There he exchanged his last loaf of bread as a peace offering - biting off the end to prove it was not poisoned - before agreeing to a Christmas Day ceasefire.
l/Cpl Loasby then shouted across to the Germans on December 25 and arranged to meet the officer again.
He goes on to says how he was given gifts - including six cigars and chocolate- by the soldier before “jokingly” suggesting the idea of a game of football.
In the document - which is one of the fullest descriptions of the Christmas Truce ever found - L/Cpl Loasby revealed how the German soldiers initially started off by “calling us English pigs and something a bit worse”.

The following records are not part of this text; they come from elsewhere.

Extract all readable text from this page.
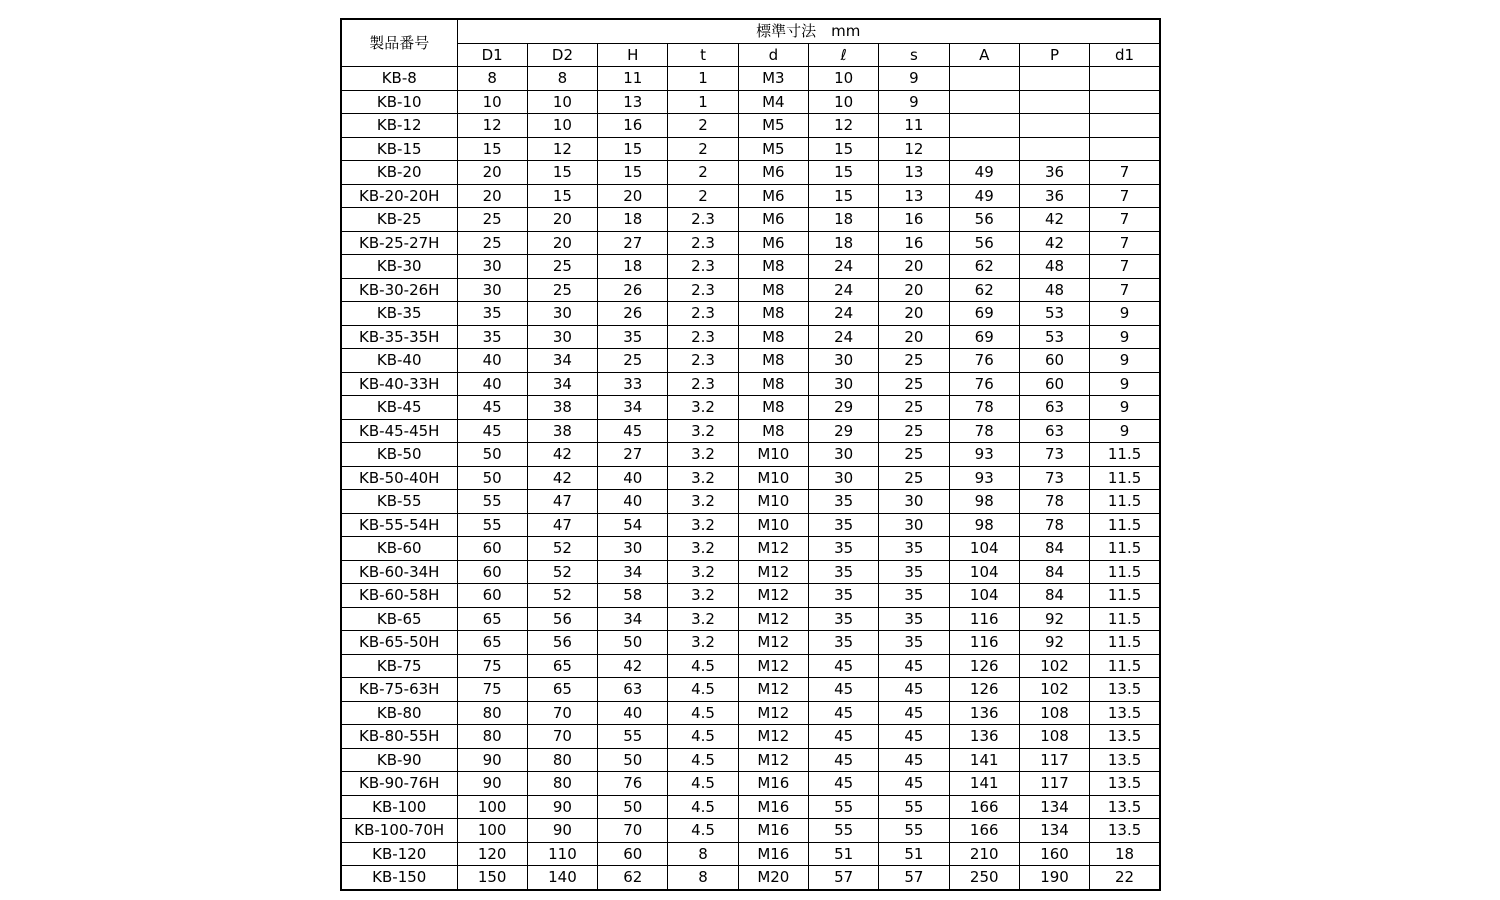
製品番号	標準寸法　mm									
	D1	D2	H	t	d	ℓ	s	A	P	d1
KB-8	8	8	11	1	M3	10	9			
KB-10	10	10	13	1	M4	10	9			
KB-12	12	10	16	2	M5	12	11			
KB-15	15	12	15	2	M5	15	12			
KB-20	20	15	15	2	M6	15	13	49	36	7
KB-20-20H	20	15	20	2	M6	15	13	49	36	7
KB-25	25	20	18	2.3	M6	18	16	56	42	7
KB-25-27H	25	20	27	2.3	M6	18	16	56	42	7
KB-30	30	25	18	2.3	M8	24	20	62	48	7
KB-30-26H	30	25	26	2.3	M8	24	20	62	48	7
KB-35	35	30	26	2.3	M8	24	20	69	53	9
KB-35-35H	35	30	35	2.3	M8	24	20	69	53	9
KB-40	40	34	25	2.3	M8	30	25	76	60	9
KB-40-33H	40	34	33	2.3	M8	30	25	76	60	9
KB-45	45	38	34	3.2	M8	29	25	78	63	9
KB-45-45H	45	38	45	3.2	M8	29	25	78	63	9
KB-50	50	42	27	3.2	M10	30	25	93	73	11.5
KB-50-40H	50	42	40	3.2	M10	30	25	93	73	11.5
KB-55	55	47	40	3.2	M10	35	30	98	78	11.5
KB-55-54H	55	47	54	3.2	M10	35	30	98	78	11.5
KB-60	60	52	30	3.2	M12	35	35	104	84	11.5
KB-60-34H	60	52	34	3.2	M12	35	35	104	84	11.5
KB-60-58H	60	52	58	3.2	M12	35	35	104	84	11.5
KB-65	65	56	34	3.2	M12	35	35	116	92	11.5
KB-65-50H	65	56	50	3.2	M12	35	35	116	92	11.5
KB-75	75	65	42	4.5	M12	45	45	126	102	11.5
KB-75-63H	75	65	63	4.5	M12	45	45	126	102	13.5
KB-80	80	70	40	4.5	M12	45	45	136	108	13.5
KB-80-55H	80	70	55	4.5	M12	45	45	136	108	13.5
KB-90	90	80	50	4.5	M12	45	45	141	117	13.5
KB-90-76H	90	80	76	4.5	M16	45	45	141	117	13.5
KB-100	100	90	50	4.5	M16	55	55	166	134	13.5
KB-100-70H	100	90	70	4.5	M16	55	55	166	134	13.5
KB-120	120	110	60	8	M16	51	51	210	160	18
KB-150	150	140	62	8	M20	57	57	250	190	22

But he says they then made jokes about the French who ended up shouting “Brave English”.
L/Cpl Loasby wrote: “On Xmas day I called up my friend the German and we met again halfway.
“Now out steps a German officer and comes up to me.

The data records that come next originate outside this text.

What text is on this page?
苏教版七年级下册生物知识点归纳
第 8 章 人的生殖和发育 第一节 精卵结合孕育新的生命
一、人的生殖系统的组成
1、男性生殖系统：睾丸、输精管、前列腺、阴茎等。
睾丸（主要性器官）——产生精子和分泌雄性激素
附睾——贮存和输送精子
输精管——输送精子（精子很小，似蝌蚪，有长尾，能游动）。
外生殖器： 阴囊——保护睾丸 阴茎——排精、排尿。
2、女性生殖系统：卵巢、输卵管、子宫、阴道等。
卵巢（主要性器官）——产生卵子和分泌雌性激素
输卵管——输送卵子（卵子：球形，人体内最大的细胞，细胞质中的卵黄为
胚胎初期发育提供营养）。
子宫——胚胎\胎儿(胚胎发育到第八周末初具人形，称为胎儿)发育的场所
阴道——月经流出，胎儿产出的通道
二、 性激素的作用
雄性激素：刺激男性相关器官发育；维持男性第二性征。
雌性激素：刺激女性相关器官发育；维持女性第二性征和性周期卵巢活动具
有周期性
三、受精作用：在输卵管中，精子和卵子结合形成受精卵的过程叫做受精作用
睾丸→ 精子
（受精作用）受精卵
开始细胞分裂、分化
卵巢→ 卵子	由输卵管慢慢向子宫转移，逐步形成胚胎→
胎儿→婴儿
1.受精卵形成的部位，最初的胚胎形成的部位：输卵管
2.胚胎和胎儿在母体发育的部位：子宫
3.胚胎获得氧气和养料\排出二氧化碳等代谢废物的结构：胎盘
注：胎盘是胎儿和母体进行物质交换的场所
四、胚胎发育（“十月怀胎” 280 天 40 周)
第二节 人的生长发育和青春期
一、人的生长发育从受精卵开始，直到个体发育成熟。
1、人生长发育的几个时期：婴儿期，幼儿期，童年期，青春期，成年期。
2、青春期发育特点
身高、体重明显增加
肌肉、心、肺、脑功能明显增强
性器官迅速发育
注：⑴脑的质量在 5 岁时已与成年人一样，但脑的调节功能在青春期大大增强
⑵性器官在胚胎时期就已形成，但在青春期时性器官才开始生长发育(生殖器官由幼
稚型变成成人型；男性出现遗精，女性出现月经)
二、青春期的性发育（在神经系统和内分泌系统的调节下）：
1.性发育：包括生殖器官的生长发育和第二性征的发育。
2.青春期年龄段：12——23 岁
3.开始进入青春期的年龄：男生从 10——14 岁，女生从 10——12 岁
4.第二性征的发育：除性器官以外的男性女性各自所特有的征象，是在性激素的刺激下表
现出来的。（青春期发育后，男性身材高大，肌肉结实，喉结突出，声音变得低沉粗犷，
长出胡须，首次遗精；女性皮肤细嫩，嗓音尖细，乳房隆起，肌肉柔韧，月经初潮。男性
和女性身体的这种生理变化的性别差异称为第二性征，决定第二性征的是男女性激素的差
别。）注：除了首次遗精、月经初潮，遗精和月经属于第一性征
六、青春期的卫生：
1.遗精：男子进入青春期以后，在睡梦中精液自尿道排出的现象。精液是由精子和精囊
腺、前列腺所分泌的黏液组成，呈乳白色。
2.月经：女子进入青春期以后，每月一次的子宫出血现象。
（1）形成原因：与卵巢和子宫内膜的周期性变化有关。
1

“The officer says, after shaking hands and in Good English ‘Are you all English in front there and no French’.
“I answered, ‘All English, no French.’ He replied, ‘I thought so’, then said ‘Ten Frenchman don’t make an Englishman’. I thought: ’Compliments’.
“He weighed me up and down, gave me six cigars, some chocolate, shook hands again and turned about , went back to his trench. The other chap gave me a knife as a souvenir.
“I said jokingly if he would play us a game of football. He said ‘yes’ then I got called in again and we were soon banging away at them again.
“But what makes it so strange to me is on each side of us they were still fighting and an officer who ordered his men to fire volleys into them when they were asking to speak had his head blown off a few hours afterwards.
“Of course we have had to forget all about that now we are at each others’ throats again...”
It is believed L/Cpl Loasby died just two weeks after writing the letter on January 11, 1915 - meaning he had probably been killed before it was read by his mother.
He was buried in Guards Cemetery near a small French village called Cuinchy and his name appears on a war memorial in Kettering.
The remarkable letter is now set to fetch £20,000 when it goes under the hammer in March next year.
Auctioneer Richard Westwood-Brookes said: “I have seen many letters from World War One but this is without question the finest, and pinpoints the actual moments that the Christmas Truce took place
“It has all the antecedence of the football match and how it started off with insults being traded across no man’s land.
“It’s almost like two people squaring up to each other on a Saturday night and then suddenly it stops being a game of dare and ends up somebody doing something when the German comes out of the trench and the English guy goes to meet him.
“Then they realise they are not fighting ‘the enemy’ but fighting real people.
“Loasby was probably shot by someone he was fraternising with and playing football with on Christmas Day.
“I’ve dealt with a lot of World War One letters and items but this is without question the most amazing letter I have ever read.
“It also shows that the whole affair was so bizarre in that men were shaking hands with their German enemies at certain points in No Man’s Land while other troops were still fighting on either side.
“But at the same time it illustrates the great tragedy of the war – ordinary men with down to earth values of humanity and friendship reaching out to each other at Christmas and exchanging what meagre gifts they had.
“They even offered the last loaf of bread to men who were supposedly their sworn enemies.”